The interesting question here is your question from the comments:
What kind of object would you have that you do not need to modify the values at some point? I'm guessing not a model class, correct? I've had to change the name of a person in my database - this wouldn't fit with this idea.
Well, consider things that are already immutable. Numbers are immutable. Once you have the number 12, it's 12. You can't change it. If you have a variable that contains 12, you can change the contents of the variable to 13, but you are changing the variable, not the number 12.
Same with strings. "abc" is "abc", and it never changes. If you have a variable that contains "abc", you can change it to "abcd", but that doesn't change "abc", that changes the variable.
What about a list? {12, "abc"} is the list that is 12 followed by "abc", and that list never changes. The list {12, "abcd"} is a different list.

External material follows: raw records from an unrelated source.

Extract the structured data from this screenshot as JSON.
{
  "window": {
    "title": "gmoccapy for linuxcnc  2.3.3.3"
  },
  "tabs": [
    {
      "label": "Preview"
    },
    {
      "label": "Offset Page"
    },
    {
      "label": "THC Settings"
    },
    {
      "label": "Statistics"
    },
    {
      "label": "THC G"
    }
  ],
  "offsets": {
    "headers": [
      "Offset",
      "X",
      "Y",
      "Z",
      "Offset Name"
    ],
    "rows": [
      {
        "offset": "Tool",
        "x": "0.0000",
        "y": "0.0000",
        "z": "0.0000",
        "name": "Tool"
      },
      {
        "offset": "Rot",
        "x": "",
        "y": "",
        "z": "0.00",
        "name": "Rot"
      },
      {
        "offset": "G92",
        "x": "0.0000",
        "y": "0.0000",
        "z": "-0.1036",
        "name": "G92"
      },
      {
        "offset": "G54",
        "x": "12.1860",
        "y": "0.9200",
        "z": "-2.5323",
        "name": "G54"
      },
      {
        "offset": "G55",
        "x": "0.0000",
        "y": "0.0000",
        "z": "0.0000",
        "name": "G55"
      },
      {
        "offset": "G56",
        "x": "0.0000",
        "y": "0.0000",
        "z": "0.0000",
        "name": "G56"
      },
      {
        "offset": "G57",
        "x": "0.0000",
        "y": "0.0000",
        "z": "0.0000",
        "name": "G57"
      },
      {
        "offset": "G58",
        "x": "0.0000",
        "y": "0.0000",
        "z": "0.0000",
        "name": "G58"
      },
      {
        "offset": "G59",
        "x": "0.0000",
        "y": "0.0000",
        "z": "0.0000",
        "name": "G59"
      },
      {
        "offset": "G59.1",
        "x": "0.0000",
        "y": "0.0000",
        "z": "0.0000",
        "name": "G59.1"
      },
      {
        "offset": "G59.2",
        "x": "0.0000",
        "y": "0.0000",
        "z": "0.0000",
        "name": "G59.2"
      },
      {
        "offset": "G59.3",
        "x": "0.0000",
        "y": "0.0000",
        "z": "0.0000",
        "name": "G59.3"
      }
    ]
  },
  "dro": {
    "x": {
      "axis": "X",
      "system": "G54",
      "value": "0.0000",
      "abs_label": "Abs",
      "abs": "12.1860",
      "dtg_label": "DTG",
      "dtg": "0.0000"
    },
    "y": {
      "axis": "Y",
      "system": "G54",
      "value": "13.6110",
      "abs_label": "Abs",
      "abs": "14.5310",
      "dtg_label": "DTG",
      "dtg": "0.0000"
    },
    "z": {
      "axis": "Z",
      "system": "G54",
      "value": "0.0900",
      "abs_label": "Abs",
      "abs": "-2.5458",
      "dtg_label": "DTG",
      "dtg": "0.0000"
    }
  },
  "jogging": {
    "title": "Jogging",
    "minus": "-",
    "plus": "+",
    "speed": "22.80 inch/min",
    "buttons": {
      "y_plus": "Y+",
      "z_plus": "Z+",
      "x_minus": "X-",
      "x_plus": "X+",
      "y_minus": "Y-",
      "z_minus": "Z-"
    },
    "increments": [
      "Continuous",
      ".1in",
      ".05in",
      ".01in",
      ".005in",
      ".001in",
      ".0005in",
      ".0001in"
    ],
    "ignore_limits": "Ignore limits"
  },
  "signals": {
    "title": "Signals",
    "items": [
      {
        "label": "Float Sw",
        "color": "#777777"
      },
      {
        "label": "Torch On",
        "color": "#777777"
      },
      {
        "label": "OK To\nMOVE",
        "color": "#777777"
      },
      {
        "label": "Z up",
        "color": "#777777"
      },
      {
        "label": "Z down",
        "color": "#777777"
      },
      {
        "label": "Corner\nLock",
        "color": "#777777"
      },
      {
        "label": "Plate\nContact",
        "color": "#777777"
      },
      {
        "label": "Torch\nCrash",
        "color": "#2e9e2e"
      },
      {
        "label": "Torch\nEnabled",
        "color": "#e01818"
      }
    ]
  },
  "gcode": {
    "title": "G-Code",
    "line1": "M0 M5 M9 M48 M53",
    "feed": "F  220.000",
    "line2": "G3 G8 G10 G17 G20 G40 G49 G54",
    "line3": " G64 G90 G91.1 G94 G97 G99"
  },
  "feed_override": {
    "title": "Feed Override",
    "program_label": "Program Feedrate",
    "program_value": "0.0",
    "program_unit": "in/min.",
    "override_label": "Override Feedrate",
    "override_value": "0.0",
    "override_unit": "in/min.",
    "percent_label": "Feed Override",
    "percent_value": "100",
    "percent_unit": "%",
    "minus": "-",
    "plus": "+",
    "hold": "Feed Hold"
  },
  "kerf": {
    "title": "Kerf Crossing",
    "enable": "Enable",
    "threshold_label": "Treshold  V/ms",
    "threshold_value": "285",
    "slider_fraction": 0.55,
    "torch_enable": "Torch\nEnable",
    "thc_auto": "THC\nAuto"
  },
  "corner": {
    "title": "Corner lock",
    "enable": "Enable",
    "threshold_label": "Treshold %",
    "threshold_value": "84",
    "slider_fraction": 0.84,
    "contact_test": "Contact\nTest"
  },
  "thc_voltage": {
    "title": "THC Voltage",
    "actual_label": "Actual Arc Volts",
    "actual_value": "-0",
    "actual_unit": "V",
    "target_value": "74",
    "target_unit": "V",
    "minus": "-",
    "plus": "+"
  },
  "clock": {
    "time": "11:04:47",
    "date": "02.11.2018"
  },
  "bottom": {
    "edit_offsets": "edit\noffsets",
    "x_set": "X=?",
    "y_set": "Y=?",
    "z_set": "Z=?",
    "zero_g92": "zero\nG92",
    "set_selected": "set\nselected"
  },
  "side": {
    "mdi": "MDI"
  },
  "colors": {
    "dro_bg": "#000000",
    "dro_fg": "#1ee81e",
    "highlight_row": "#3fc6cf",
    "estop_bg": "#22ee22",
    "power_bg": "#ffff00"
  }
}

And that's where things go off the rails. Because in C# you can do it either way. You can say that there is referential identity between those two lists if lists are allowed to mutate their contents without changing their identity.
You hit the nail right on the head when you talk about the "model". Are you modeling something that changes? If so, then it is possibly wise to model it with a type that changes. The benefit of that is that the characteristics of the model match the system being modeled. The down side is that it becomes very tricky to do something like a "rollback" functionality, where you "undo" a change.
That is, if you mutate {12, "abc"} to {12, "abcd"} and then want to roll back the mutation, how do you do it? If the list is immutable you just keep around both values and choose which one you want to be the "current" value. If the list is mutable then you have to have the undo logic keep around an "undo function" which knows how to undo the mutation.
As for your specific example, you certainly can create an immutable database. How do you change the name of someone in your immutable database? You don't. You create a new database that has the data you want in it. The trick with immutable types is to do so efficiently, without copying billions of bytes. Immutable data structure design requires finding clever ways to share state between two nearly-identical structures.